Todavia, pode servir de parâmetro para o planejamento de

outros temas com tais potencialidades para a EJA. Aí reside

uma das relevâncias de nosso intento.

IV. Aprendizagem significante (Rogers)

A aprendizagem significante é um dos dez princípios

apresentados por Carl Rogers (1973), quando se pensa em

processo de ensino escolar centrado no aluno. Esse princípio

tem como base o pressuposto de que "uma pessoa só aprende

significativamente aquelas coisas que percebe implicarem na

manutenção ou na elevação de si mesma" (p. 154). Dito de

outra forma, se uma pessoa não necessita ou não percebe

necessitar daquela matéria que é ensinada, não ocorrerá

aprendizagem funcional daquilo que está sendo ensinado, mas

apenas um tipo de aprendizagem infrutífera, por exemplo,

relacionada a como passar nas provas. De acordo com Rogers

(1973), "se o aprendiz percebe que o assunto se relaciona com

os seus objetivos pessoais", a aprendizagem significante

ocorrerá de forma mais breve e facilitada.

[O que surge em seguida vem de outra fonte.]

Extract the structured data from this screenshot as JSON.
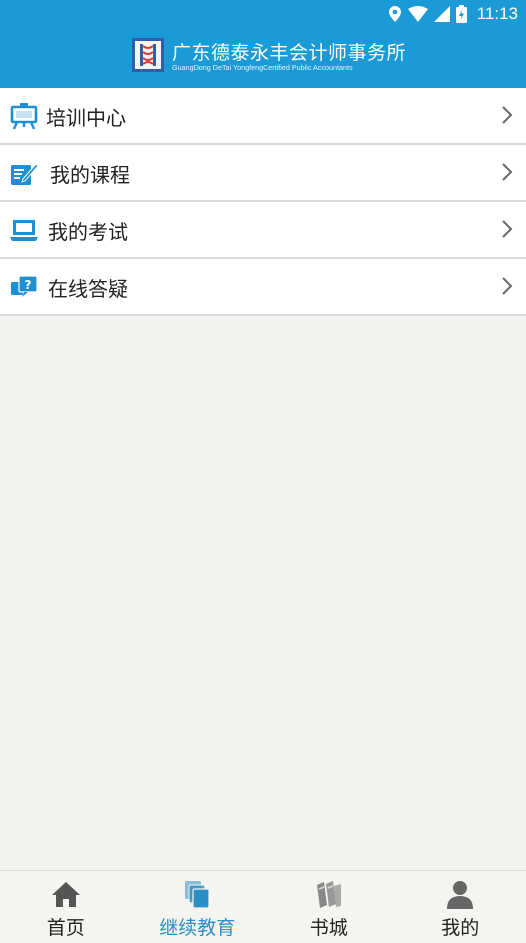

V. Aprendizagem significativa (Ausubel)

Aprendizagem significativa e significante apresentam

concepções diferentes. A primeira tem bases no cognitivismo. A

segunda, no humanismo ou, mais especificamente, na

psicologia centrada na pessoa. Ao comentar sobre ambas,

Moreira (2011, p.140) diz que "a qualificação 'significativa' [da

teoria ausubeliana] vem do significado cognitivo que emerge na

interação entre a nova informação e o conceito subsunçor

especificamente relevante". Moreira complementa a

diferenciação, dizendo que na aprendizagem de Rogers "o

'significante' se refere muito mais à significação pessoal, i. e.,

significado para a pessoa".

Para Ausubel, a aprendizagem significativa ocorre

somente quando uma nova informação encontra ancoragem na

estrutura cognitiva do aprendiz. Portanto, nessa estrutura

cognitiva já deve existir conhecimento prévio específico que

permita essa ancoragem. Quando isso ocorre, a própria

estrutura cognitiva (o conhecimento que o aprendiz já possuía)

é alterada.

Nas palavras de Ausubel, Novak e Hanesian (1980, p.

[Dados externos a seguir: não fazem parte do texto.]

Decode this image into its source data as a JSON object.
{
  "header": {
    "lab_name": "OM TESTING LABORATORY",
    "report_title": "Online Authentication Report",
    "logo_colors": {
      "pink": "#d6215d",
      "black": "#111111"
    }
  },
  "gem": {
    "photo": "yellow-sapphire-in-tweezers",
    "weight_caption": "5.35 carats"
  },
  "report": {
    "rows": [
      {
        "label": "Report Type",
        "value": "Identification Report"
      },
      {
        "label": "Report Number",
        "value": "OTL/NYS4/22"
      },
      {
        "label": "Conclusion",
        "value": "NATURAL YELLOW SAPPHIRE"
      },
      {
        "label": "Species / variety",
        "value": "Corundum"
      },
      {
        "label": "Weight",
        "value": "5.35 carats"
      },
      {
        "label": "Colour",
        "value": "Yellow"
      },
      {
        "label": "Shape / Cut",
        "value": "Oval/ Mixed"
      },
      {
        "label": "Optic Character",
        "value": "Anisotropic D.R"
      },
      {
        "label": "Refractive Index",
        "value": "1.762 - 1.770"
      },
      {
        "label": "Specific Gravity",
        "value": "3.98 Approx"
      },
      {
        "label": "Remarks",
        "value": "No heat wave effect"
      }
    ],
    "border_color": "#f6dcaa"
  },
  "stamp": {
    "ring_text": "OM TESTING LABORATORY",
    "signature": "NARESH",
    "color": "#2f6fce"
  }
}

522), aprendizagem significativa refere-se à "aquisição de

novos significados; pressupõe uma disposição para a

aprendizagem significativa e uma tarefa de aprendizagem

potencialmente significativa (isto é, uma tarefa que pode ser

relacionada de modo não arbitrário e substancial àquilo que o

aprendiz já conhece".

Entendemos que trabalhar sobre plantas medicinais com

alunos da EJA, oriundos em sua maioria do campo, apresenta

características que potencializam os dois tipos de aprendizagem

acima, que acabam se completando: uma mais centrada na

pessoa (humanista rogeriana) e outra no conhecimento

(cognitivista ausubeliana). Entre outras, estas são duas das

caracteristicas potenciais e de partida que podemos mencionar:

i) o tema apresenta significação pessoal e familiar; ii) os alunos

já apresentam seus próprios conhecimentos sobre o tema.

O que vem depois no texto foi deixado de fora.